A police officer was moderately hurt when settlers threw acid in his face. One of the settlers sustained serious head wounds, and he was whisked into an ambulance on a stretcher. About 20 settlers were arrested during the course of the evacuation.

It was the first major West Bank evacuation since a violent 2006 confrontation at the outpost of Amona. Settlers attempted to go back into the four-story structure, but soldiers formed a human chain around the house to keep them from doing so.

Israel Defense Forces spokeswoman Maj. Avital Leibovitz said the evacuation of the house, one of the most volatile flashpoints in the West Bank, was completed in about 20 minutes.

Scenes of violence played themselves out as some 600 soldiers and policemen started to evict the settlers. TV images showed two young girls punching and hitting soldiers. Security forces in full riot gear used stun grenades and tear gas to repel the settlers.

The security forces took over the house in a surprise operation. Then they began dragging out the 250 people inside one by one, their hands and legs held by teams of two or four officers.

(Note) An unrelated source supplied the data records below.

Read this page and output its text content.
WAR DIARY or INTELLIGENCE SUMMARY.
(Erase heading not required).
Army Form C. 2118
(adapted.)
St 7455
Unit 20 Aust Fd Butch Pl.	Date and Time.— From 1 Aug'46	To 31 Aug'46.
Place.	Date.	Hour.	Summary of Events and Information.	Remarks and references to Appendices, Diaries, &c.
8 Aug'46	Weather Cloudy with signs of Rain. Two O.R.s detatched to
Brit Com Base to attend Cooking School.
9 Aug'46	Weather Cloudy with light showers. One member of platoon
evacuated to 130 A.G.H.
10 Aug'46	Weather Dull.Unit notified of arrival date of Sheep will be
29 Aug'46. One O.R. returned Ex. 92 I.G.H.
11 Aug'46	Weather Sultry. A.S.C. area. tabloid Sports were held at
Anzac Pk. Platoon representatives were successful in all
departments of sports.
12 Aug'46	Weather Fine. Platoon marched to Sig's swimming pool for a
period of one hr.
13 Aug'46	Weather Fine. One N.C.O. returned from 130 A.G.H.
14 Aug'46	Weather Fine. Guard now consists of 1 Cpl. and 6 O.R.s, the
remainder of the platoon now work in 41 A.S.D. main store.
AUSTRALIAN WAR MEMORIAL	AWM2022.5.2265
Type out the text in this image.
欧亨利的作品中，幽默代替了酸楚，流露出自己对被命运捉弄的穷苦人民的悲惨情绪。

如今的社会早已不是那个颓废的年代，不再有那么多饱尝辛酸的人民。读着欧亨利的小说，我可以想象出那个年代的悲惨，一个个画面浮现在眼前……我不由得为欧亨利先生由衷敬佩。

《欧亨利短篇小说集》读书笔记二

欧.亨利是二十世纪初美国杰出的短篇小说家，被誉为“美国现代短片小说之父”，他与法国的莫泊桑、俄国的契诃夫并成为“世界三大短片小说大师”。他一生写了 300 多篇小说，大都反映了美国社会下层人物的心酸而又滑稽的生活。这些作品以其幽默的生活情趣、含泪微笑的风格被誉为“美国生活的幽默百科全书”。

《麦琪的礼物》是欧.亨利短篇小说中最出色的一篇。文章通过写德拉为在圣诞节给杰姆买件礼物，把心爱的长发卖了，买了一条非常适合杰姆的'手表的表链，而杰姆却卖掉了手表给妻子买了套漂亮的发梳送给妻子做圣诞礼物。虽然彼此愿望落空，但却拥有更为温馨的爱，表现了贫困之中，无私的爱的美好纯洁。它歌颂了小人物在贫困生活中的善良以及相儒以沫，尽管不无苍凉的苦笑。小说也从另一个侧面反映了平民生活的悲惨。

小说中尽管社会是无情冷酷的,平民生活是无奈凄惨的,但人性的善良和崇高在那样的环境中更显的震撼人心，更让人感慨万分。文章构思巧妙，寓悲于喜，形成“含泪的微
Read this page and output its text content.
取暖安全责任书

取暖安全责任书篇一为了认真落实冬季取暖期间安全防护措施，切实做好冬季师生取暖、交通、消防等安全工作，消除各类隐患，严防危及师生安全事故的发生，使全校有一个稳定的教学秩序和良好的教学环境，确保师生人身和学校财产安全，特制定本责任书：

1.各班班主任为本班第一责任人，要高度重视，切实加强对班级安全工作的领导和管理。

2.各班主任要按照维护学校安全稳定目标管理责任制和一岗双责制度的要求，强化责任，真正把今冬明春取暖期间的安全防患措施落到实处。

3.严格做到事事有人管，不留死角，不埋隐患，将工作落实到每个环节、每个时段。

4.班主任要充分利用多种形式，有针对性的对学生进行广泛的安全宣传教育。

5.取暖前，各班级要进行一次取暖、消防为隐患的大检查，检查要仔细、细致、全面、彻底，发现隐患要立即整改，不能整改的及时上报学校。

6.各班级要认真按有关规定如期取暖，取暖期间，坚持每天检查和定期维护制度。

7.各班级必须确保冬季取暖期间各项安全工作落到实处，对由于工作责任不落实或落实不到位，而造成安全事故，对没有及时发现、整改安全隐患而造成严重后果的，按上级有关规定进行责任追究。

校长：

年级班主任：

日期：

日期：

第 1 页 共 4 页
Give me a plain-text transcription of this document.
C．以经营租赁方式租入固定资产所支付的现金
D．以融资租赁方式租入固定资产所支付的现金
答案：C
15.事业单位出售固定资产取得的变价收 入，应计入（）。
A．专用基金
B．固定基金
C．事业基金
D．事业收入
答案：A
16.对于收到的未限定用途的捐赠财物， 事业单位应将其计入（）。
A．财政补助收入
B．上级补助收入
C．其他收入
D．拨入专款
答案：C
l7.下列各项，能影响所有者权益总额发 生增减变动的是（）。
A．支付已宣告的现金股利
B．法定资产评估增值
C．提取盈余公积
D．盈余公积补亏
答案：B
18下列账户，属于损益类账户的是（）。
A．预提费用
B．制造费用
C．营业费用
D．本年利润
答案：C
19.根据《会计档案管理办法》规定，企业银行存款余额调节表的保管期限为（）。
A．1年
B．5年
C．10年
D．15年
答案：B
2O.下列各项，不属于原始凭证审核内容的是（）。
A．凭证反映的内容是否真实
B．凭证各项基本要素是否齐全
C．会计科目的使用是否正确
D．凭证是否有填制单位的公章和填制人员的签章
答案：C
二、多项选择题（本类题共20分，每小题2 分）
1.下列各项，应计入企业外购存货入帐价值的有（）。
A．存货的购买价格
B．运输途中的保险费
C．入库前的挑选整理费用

Nearby, fist fights broke out between settler youths and Palestinians in the area. Magen David Adom emergency services deployed two helicopters along with a fleet of ambulances to the scene to evacuate the wounded.

Right-wing activists blocked the main road to Jerusalem on Thursday afternoon, and scuffled with police who tried to disperse them.

Defense Minister Ehud Barak said he ordered the army to evict the settlers after all attempts to persuade them to leave peacefully failed. Barak had met with settler leaders earlier in the day and the sides failed to reach a compromise.

The evacuation of the disputed house caught settlers by surprise, though Barak had earlier in the day ordered community leaders to vacate the house to enable quicker legal proceedings over the matter.

Barak met earlier Thursday with settler leaders in a last-ditch effort to strike a deal over the disputed building. The meeting yielded little compromise and Barak told the settlers to vacate the house in accordance with the High Court's November 16 ruling, even before legal proceedings over ownership of the building was complete.

"This house ... will be evacuated and will be guarded by the IDF [Israel Defense Forces] and the state until the court rules on its ownership," Barak said during talks with settler leaders in Tel Aviv, saying the youths who clashed with Palestinians and IDF soldiers were "reckless."

During the meeting, which was set to be held Wednesday and canceled twice, Barak said that immediate evacuation of the house would enable legal authorities to expedite proceedings over the ownership claims.

"Citizens must accept the state's authority," said Barak, referring to the settler youth who refuse to evacuate the property. "We will not allow extreme elements to undermine the authority of the state and its foundation."